Stacy Kim, Justin Read, Martin Rey, Matthew Orkney, Sushanta Nigudkar, Andrew Pontzen, Ethan Taylor, Oscar Agertz and Payel Das
arXiv.org
Cornell University Library, arXiv.org
27/08/2024

Abstract

Dark matter Dwarf galaxies Galactic evolution Galactic halos Galactic rotation Harnesses Ionization Scattering Star & galaxy formation Star formation rate Stars & galaxies Stellar mass
The stellar-mass--halo-mass (SMHM) relation is central to our understanding of galaxy formation and the nature of dark matter. However, its normalisation, slope, and scatter are highly uncertain at dwarf galaxy scales. In this paper, we present DarkLight, a new semi-empirical dwarf galaxy formation model designed to robustly predict the SMHM relation for the smallest galaxies. DarkLight harnesses a correlation between the mean star formation rate of dwarfs and their peak rotation speed -- the \(\langle\)SFR\(\rangle\)-\(v_{\rm max}\) relation -- that we derive from simulations and observations. Given the sparsity of data for isolated dwarfs with \(v_{\rm max} \lesssim 20\) km/s, we fit the \(\langle\)SFR\(\rangle\)-\(v_{\rm max}\) relation to observational data for dwarfs above this velocity scale and to the high-resolution EDGE cosmological simulations below. Reionisation quenching is implemented via distinct \(\langle\)SFR\(\rangle\)-\(v_{\rm max}\) relations before and after reionisation.
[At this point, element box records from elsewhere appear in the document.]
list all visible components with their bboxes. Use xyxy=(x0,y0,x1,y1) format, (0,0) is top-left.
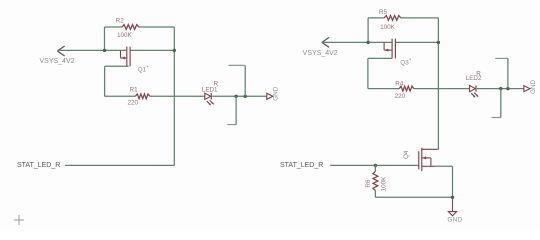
junction gate segment to bus xyxy=(437,41,440,44)
wire STAT_LED_R (left) xyxy=(65,164,174,166)
svg-text:STAT_LED_R: STAT_LED_R xyxy=(280,162,323,169)
ground GND symbol (bottom) xyxy=(448,212,456,216)
wire R5 left vertical xyxy=(367,18,369,43)
wire R1 left segment xyxy=(105,95,136,97)
svg-text:R5: R5 xyxy=(379,9,388,16)
wire gate/drain bus vertical (right) xyxy=(437,18,439,149)
transistor Q4 (N-MOSFET) xyxy=(419,148,439,171)
svg-text:R6: R6 xyxy=(365,179,372,188)
label Q1 xyxy=(138,66,148,74)
junction STAT_LED_R to R6 xyxy=(374,164,377,167)
wire gate net vertical (R2 right / STAT_LED_R riser) xyxy=(173,27,175,165)
bracket lower arm (left) xyxy=(227,124,236,126)
node VSYS_4V2 (left net flag arrow) xyxy=(57,46,64,56)
wire R2 row right segment xyxy=(139,26,175,28)
junction VSYS rail and R5 left vertical xyxy=(366,41,369,44)
resistor R4 xyxy=(399,86,414,91)
junction at VSYS rail and R2 left vertical xyxy=(103,49,106,52)
node VSYS_4V2 (right net flag arrow) xyxy=(322,37,329,47)
wire LED2 to GND flag xyxy=(477,88,524,90)
svg-text:STAT_LED_R: STAT_LED_R xyxy=(17,162,60,169)
LED LED2 xyxy=(470,85,479,97)
wire STAT_LED_R (right) xyxy=(330,164,419,166)
wire LED1 to GND flag xyxy=(212,95,267,97)
origin crosshair xyxy=(14,215,24,225)
wire R2 left vertical xyxy=(104,27,106,50)
resistor R5 xyxy=(384,16,401,21)
svg-text:R4: R4 xyxy=(395,80,404,87)
wire upper bracket leg (left) xyxy=(244,65,246,96)
svg-text:R1: R1 xyxy=(130,87,139,94)
wire VSYS rail (right) xyxy=(322,41,392,43)
resistor R1 xyxy=(136,94,150,99)
wire upper bracket leg (right) xyxy=(507,58,509,88)
svg-text:100K: 100K xyxy=(381,176,388,192)
svg-text:220: 220 xyxy=(128,100,139,107)
junction lower bracket leg (right) xyxy=(499,87,502,90)
wire Q4 source to GND xyxy=(435,166,453,211)
wire VSYS rail (left) xyxy=(57,49,126,51)
bracket upper arm (right) xyxy=(495,57,508,59)
junction GND rail xyxy=(451,196,454,199)
label Q3 xyxy=(400,59,410,67)
svg-text:Q3: Q3 xyxy=(400,59,409,66)
LED LED1 xyxy=(205,93,214,105)
svg-text:R: R xyxy=(476,70,481,77)
svg-text:Q1: Q1 xyxy=(138,66,147,73)
wire R2 row left segment xyxy=(105,26,123,28)
junction lower bracket leg xyxy=(234,95,237,98)
svg-text:100K: 100K xyxy=(117,32,133,39)
svg-text:220: 220 xyxy=(395,93,406,100)
bracket upper arm (left) xyxy=(228,64,245,66)
wire R5 row right segment xyxy=(401,17,439,19)
resistor R6 xyxy=(373,171,378,190)
svg-text:GND: GND xyxy=(447,216,462,223)
wire R4 left segment xyxy=(368,88,399,90)
transistor Q1 (P-MOSFET) xyxy=(121,47,131,67)
wire lower bracket leg (right) xyxy=(500,89,502,118)
svg-text:GND: GND xyxy=(530,79,537,93)
svg-text:VSYS_4V2: VSYS_4V2 xyxy=(39,58,74,65)
wire R4 to LED2 xyxy=(414,88,470,90)
svg-text:Q4: Q4 xyxy=(403,150,410,159)
wire R5 row left segment xyxy=(368,17,384,19)
wire lower bracket leg (left) xyxy=(235,96,237,124)
bracket lower arm (right) xyxy=(492,117,501,119)
junction upper bracket leg xyxy=(244,95,247,98)
ground GND net flag (left) xyxy=(267,93,273,99)
transistor Q3 (P-MOSFET) xyxy=(384,39,395,59)
resistor R2 xyxy=(122,25,139,30)
wire Q1 drain stub and left rail down to R1 xyxy=(105,66,129,96)
wire R6 bottom stub and corner to GND rail xyxy=(375,191,452,198)
wire Q1 gate segment xyxy=(131,49,175,51)
svg-text:GND: GND xyxy=(272,86,279,100)
ground GND net flag (right) xyxy=(524,86,530,92)
wire R6 top stub xyxy=(374,165,376,171)
svg-text:VSYS_4V2: VSYS_4V2 xyxy=(303,50,338,57)
svg-text:R2: R2 xyxy=(116,17,125,24)
junction upper bracket leg (right) xyxy=(506,87,509,90)
wire Q3 gate segment xyxy=(396,41,439,43)
svg-text:100K: 100K xyxy=(380,24,396,31)
junction gate segment to riser xyxy=(173,49,176,52)
wire Q3 drain stub and left rail down to R4 xyxy=(368,58,392,88)
wire R1 to LED1 xyxy=(150,95,205,97)
svg-text:R: R xyxy=(214,81,219,88)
We find that the SMHM scatter is small at reionisation, \(\sim\)0.2 dex, but rises to \(\sim\)0.5 dex (\(1\sigma\)) at a halo mass of \(\sim\)10\(^9\) M\(_\odot\) as star formation is quenched by reionisation but dark matter halo masses continue to grow. While we do not find a significant break in the slope of the SMHM relation, one can be introduced if reionisation occurs early (\(z_{\rm quench} \gtrsim 5\)). Finally, we find that dwarfs can be star forming today down to a halo mass of \(\sim\)2 \(\times 10^9\) M\(_\odot\). We predict that the lowest mass star forming dwarf irregulars in the nearby universe are the tip of the iceberg of a much larger population of quiescent isolated dwarfs.